Search This Blog

Tuesday, 12 June 2012

Interdisciplinarity, communication studies and other curiosities


I've just returned from Nijmegen, Holland, where I attended the conference of the Association for Business Communication. During the the three days of the conference I have been in and out of presentations that covered an unbelievably wide range of topics. Some strands took a rather applied approach and looked at teaching materials for business communication, others reported the findings of research conducted on social media and corporate communication, for instance the effect of business tweets, or a comparison of corporate Facebook and YouTube.

One of my secret agendas during the conference has been to gain a clearer understanding of what this vague field of "business communication" entails. After listening to numerous talks I can report that there is lots of statistical analyses,  standard deviations, control groups, interviews and surveys involved.

But I somehow missed the communication element of this whole issue, the interaction, the transmission of information, the negotiation of meaning. Language.

Some speakers did address (or at least  acknowledge) the importance of linguistic awareness, discourse and various linguistic or discursive strategies in the field of business communication:  Jane Johansen for instance described a very effective model of intercultural business communication and highlighted the language/linguistic awareness as one of the key components of the constructed taxonomy necessary for successful intercultural business encounters. 

But for the most parts  "communication" people seemed to build sky-high towers on the foundations made up of the findings from language studies and linguistics without being fully aware of the components of that foundation. I heard a presentation about the communicative functions of apologies where the presenters only considered the word "sorry", without acknowledging that other linguistic and discursive strategies might as well function as apology.
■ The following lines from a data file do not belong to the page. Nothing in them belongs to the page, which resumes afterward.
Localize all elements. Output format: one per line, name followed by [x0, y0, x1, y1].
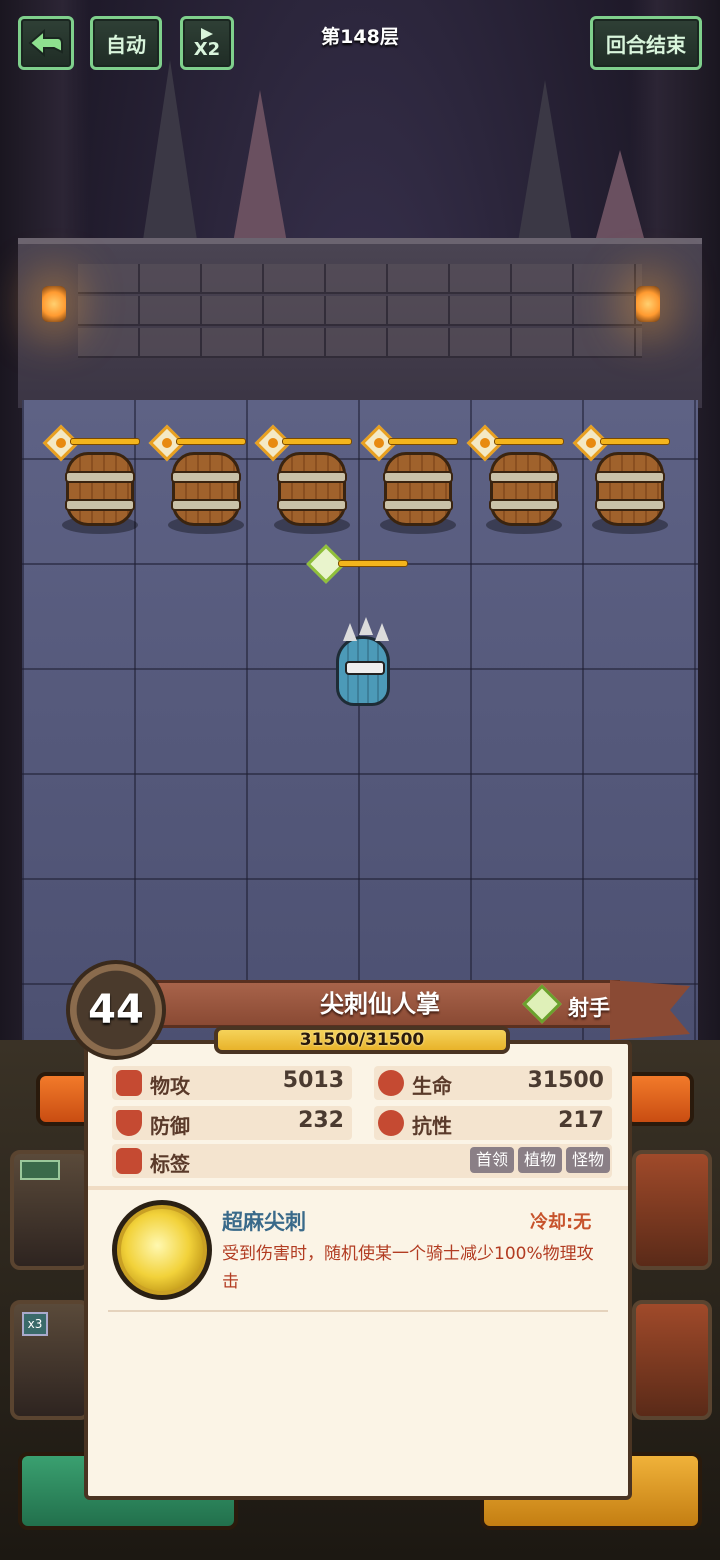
level-number: 44 [88, 987, 144, 1033]
enemy-barrel-1[interactable] [42, 424, 148, 534]
enemy-barrel-3[interactable] [254, 424, 360, 534]
hp-bar [494, 438, 564, 445]
back-button[interactable] [18, 16, 74, 70]
hp-bar [388, 438, 458, 445]
auto-label: 自动 [106, 32, 146, 57]
enemy-barrel-4[interactable] [360, 424, 466, 534]
enemy-name: 尖刺仙人掌 [320, 990, 440, 1018]
floor-title: 第148层 [321, 26, 399, 48]
fist-icon [116, 1070, 142, 1096]
hp-bar [282, 438, 352, 445]
skill-name: 超麻尖刺 [222, 1210, 306, 1234]
stat-hp: 生命 31500 [374, 1066, 612, 1100]
glasses-icon [345, 661, 385, 675]
multiplier-badge: x3 [22, 1312, 48, 1336]
enemy-barrel-5[interactable] [466, 424, 572, 534]
auto-button[interactable]: 自动 [90, 16, 162, 70]
lantern-left [42, 286, 66, 322]
end-turn-button[interactable]: 回合结束 [590, 16, 702, 70]
hp-bar [70, 438, 140, 445]
tag-boss: 首领 [470, 1147, 515, 1173]
stalagmite [140, 60, 200, 260]
enemy-barrel-2[interactable] [148, 424, 254, 534]
skill-spike-icon[interactable] [112, 1200, 212, 1300]
hero-card-left-top[interactable] [10, 1150, 90, 1270]
orange-bar-right [624, 1072, 694, 1126]
hero-card-left-bottom[interactable]: x3 [10, 1300, 90, 1420]
hp-bar [176, 438, 246, 445]
lantern-right [636, 286, 660, 322]
tag-icon [116, 1148, 142, 1174]
tag-plant: 植物 [518, 1147, 563, 1173]
skill-divider [108, 1310, 608, 1312]
end-turn-label: 回合结束 [606, 32, 686, 57]
cactus-sprite [336, 617, 390, 706]
hp-bar [600, 438, 670, 445]
energy-pips [20, 1160, 60, 1180]
hero-card-right-bottom[interactable] [632, 1300, 712, 1420]
skill-description: 受到伤害时，随机使某一个骑士减少100%物理攻击 [222, 1244, 594, 1292]
hero-card-right-top[interactable] [632, 1150, 712, 1270]
tag-monster: 怪物 [566, 1147, 611, 1173]
stat-attack: 物攻 5013 [112, 1066, 352, 1100]
stat-defense: 防御 232 [112, 1106, 352, 1140]
dungeon-back-wall [18, 238, 702, 408]
lightning-icon [378, 1110, 404, 1136]
shield-icon [116, 1110, 142, 1136]
section-divider [88, 1186, 628, 1190]
speed-button[interactable]: X2 [180, 16, 234, 70]
hp-bar [338, 560, 408, 567]
skill-cooldown: 冷却:无 [530, 1212, 592, 1233]
enemy-barrel-6[interactable] [572, 424, 678, 534]
enemy-class: 射手 [568, 996, 610, 1020]
level-badge: 44 [66, 960, 166, 1060]
speed-label: X2 [193, 39, 221, 60]
heart-icon [378, 1070, 404, 1096]
stalagmite [515, 80, 575, 260]
back-arrow-icon [28, 28, 63, 58]
stalagmite [230, 90, 290, 260]
enemy-hp-bar: 31500/31500 [214, 1026, 510, 1054]
enemy-hp-text: 31500/31500 [299, 1030, 425, 1050]
stat-resist: 抗性 217 [374, 1106, 612, 1140]
cactus-boss-unit[interactable] [306, 544, 422, 724]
There was very little reference to the classic politeness theory, not to mention the newest developments in linguistic politeness research.

I attended a session on how the "language of the workplace" is taught at an UAE university, where "language" was predominantly  misrepresented by slogans and jingles from adverts.

Or there was the keynote speaker, Peter Kerkhof talking about corporate communication via social media, going into lengthy explanations about the manipulation of the messages and their effect on the customers, without mentioning the word "pronoun" once!

After talking to colleagues at the conference, it seems that I am not alone with my confusion regarding this apparent lack of connection between language studies, linguistics and "communication". So perhaps that should be the next thing on my agenda: facilitating or building this link, instead of trying to make sense of it.

1 comment:

  1. Agreed, so many data sets, so little synthesis! I really wish you could attend the larger ABC convention each fall--this year's is in Honolulu. Many presentations at this convention do present research and theories on linkages concurrent with other presentations like the ones you attended in Nimegen(graduate students presenting their studies). Overall, however, business communication is an eclectic field, and sorting through its topics and more importantly its levels of inquiry can turn one's hair gray--as you may have noticed.